I met Mitch Altman at a small soldering workshop I randomly found at my co-working space. I didn't know he was kind of a hacker celebrity.
We spent that afternoon walking around the city. He told me about CCC, encouraged me to share my work as a talk.
We talked about getting bullied at school. I told him about when I was a teenager, convincing my parents to let me bus across the city to a mall food court where the 2600 meetup happened. I'd sit with trenchcoat-wearing nerds, with their schematics and Cinnabons, catching maybe half of what was discussed. But they gave me tips, encouraged me to start my BBS.
That's 2600. They show up, they teach whoever wants to learn, they're kind to strangers. When I finally made it to CCC years later, Mitch didn't remember meβhe meets thousands of people. But he was still the same warm and kind man, respecting this other soul standing in front of him.
This is the community that St. John's has decided to evict? Why?
Their official reason was "alignment with values and mission."
It started when someone complained about a pamphlet left on a table by a random conference attendee.
They didn't complain to 2600, they went straight to the university president. After years of collaboration, the university didn't contact 2600, instead apparently doing a secret investigation where the accused couldn't defend themselves, then pointing fingers based on vague, moral accusations.
Most people would accept if St. John's just said: "We're a religious institution, some leaders got uncomfortable with some of the edgier elements that 2600 attracts, so we're deciding to part ways." That's at least honest. Instead of this, we'd be celebrating the years of St. John's support.
I doubt it was actually about 2600 at all.
Many universities have gutted great programs with weak reasons. The sad truth: they're collateral damage from internal power struggles.

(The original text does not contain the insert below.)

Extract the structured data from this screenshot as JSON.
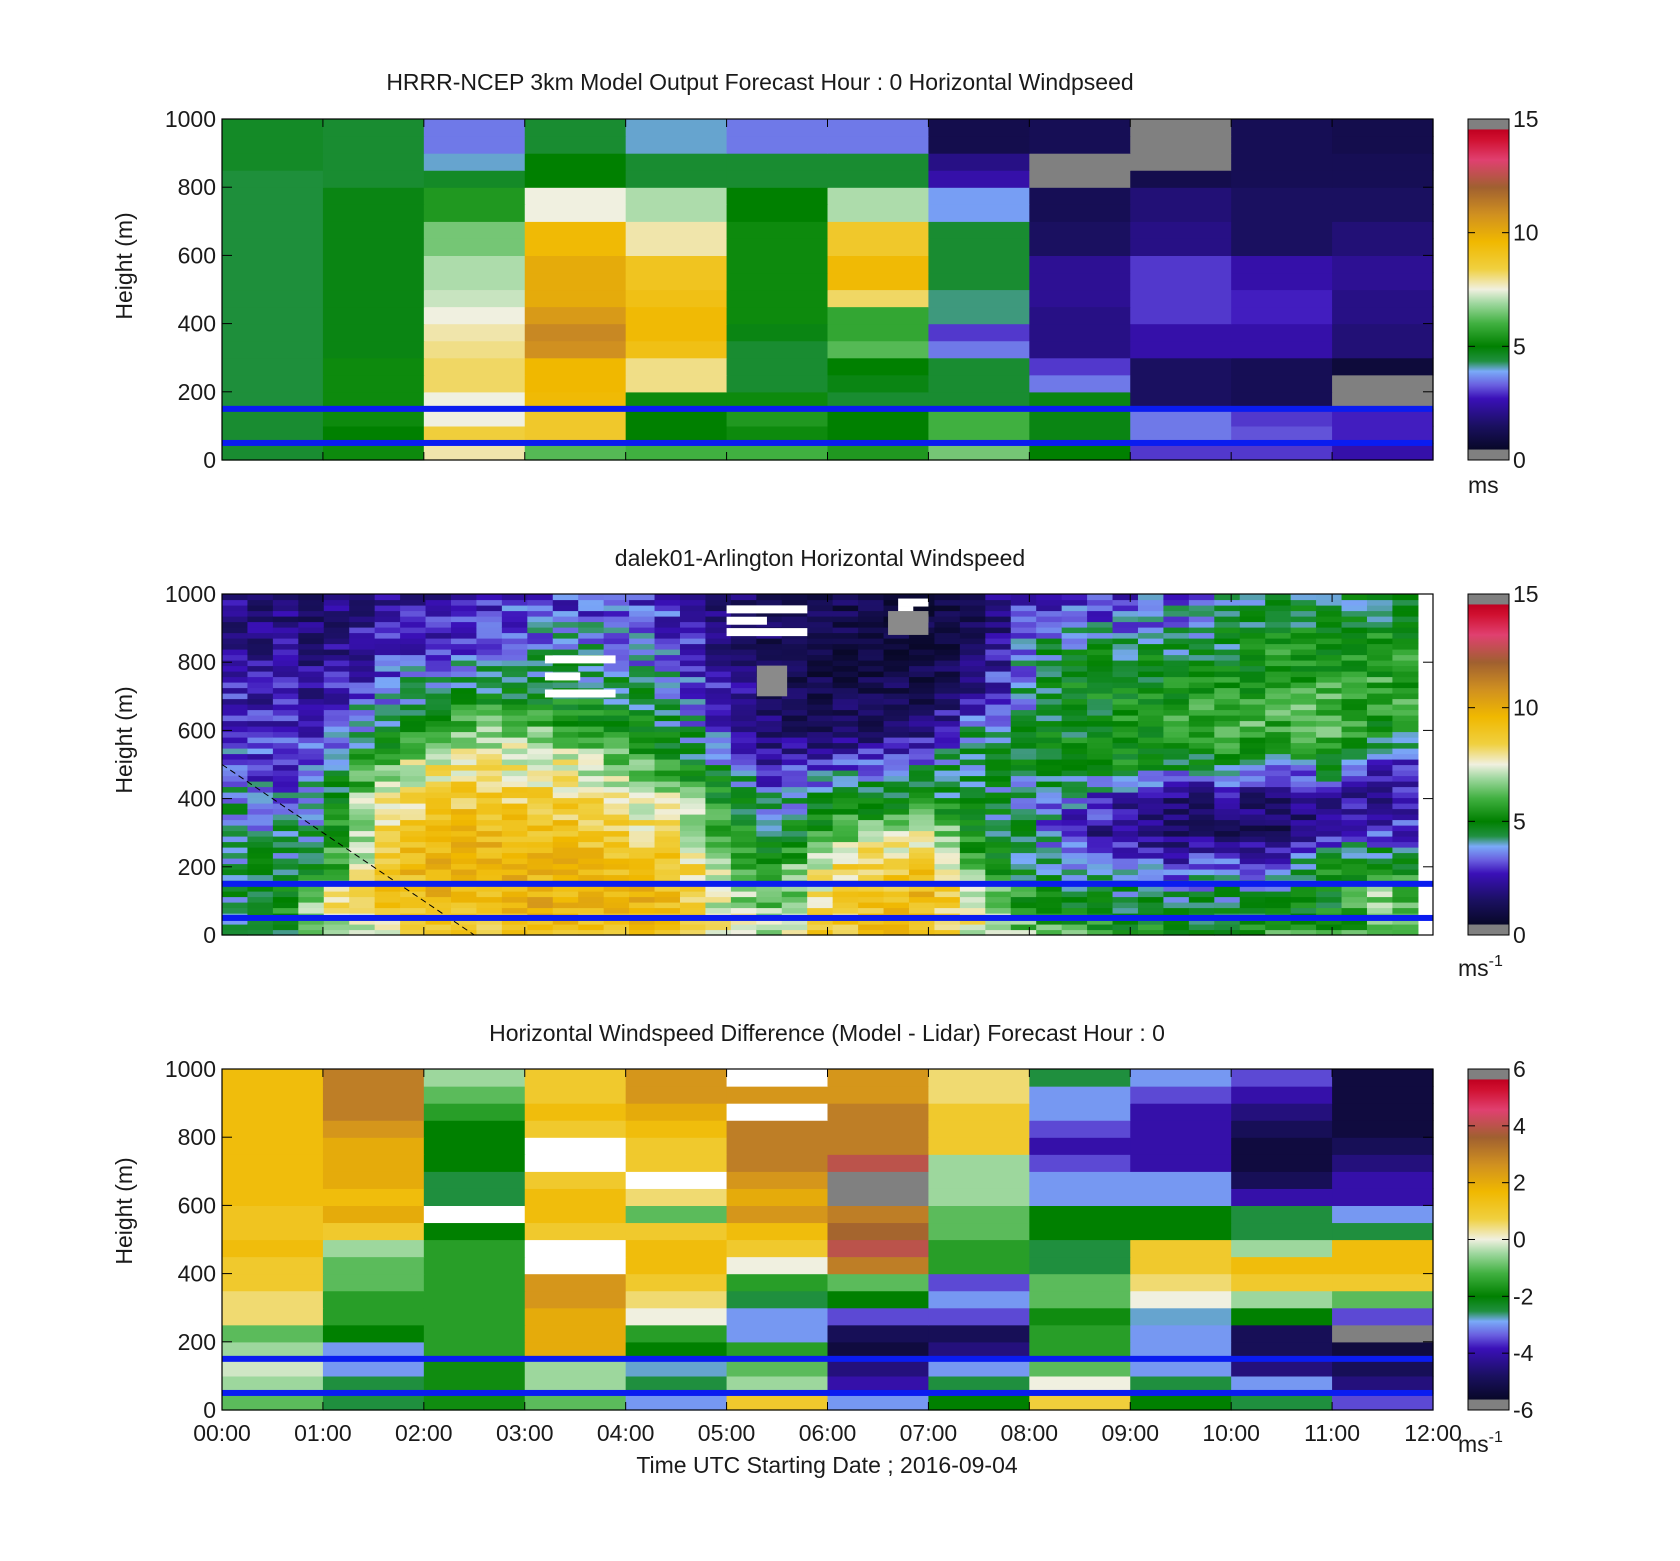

St. John's cancelled their fun basketball event, and Columbus Day, not just 2600's conference. Three major cancellations in a year? Smells like political fallout.
We've all seen how protests are discredited by planting violent agitators, or taking things out of context. Same playbook. The pamphlet was just convenient pretext.
The real reason is probably one provost accidentally hit reply-all with a snarky comment last year, started a feud, and they've been cancelling each other's favorite events ever since. The poor communication liaison has to write it up as "for student engagement" and "alignment with values".
I kid you not. This happens all the time.
Whether it's infighting, lack of due process, or just letting their fears get the better of them, St. John's methods are theirs to reflect on.
The problem worth solving for us is that 2600 is having trouble shifting venues.
Hosting can be cut off for many other reasons - renovations, financial trouble, leadership changes. Maybe the administration building gets destroyed in fire and brimstone one day. Who knows.
Universities (at least good ones) compete for access to communities of practice.
In London, UCL, Imperial, and Kings actively seek out technical specialty groups. Oxford and Cambridge have such a rivalry they'd compete for something like this. Go tell a Cambridge prof about a great event at Oxford, and you'll get a lesson in how the British do polite insults.
Student bodies benefit from learning from people at the forefront of their fields. Universities want what 2600 does.
And here's 2600 in New York, a city full of great universities.
I'd love to see 2600 answer with what it already does best: community.
Student clubs hosting cool meetups across New York campuses, with 2600 help. 2600 workshops on digital health, cybersecurity, the things they've been teaching for decades. It'd show which clubs and faculties get excited, which are organized enough to literally open doors.
With active relationships with multiple universities, the frame shifts from "we need to find a venue" to "which university makes the most sense this year?"
The big HOPE conference could even rotate campuses, reaching more student communities.
Mitch gave an afternoon to a stranger. 2600s encouraged a kid to keep going. That person's here now, giving that encouragement back. The universities know they need you. You're already doing all the right things.
This isn't a setback, it's a dislodgement towards something better. HOPE is getting an upgrade.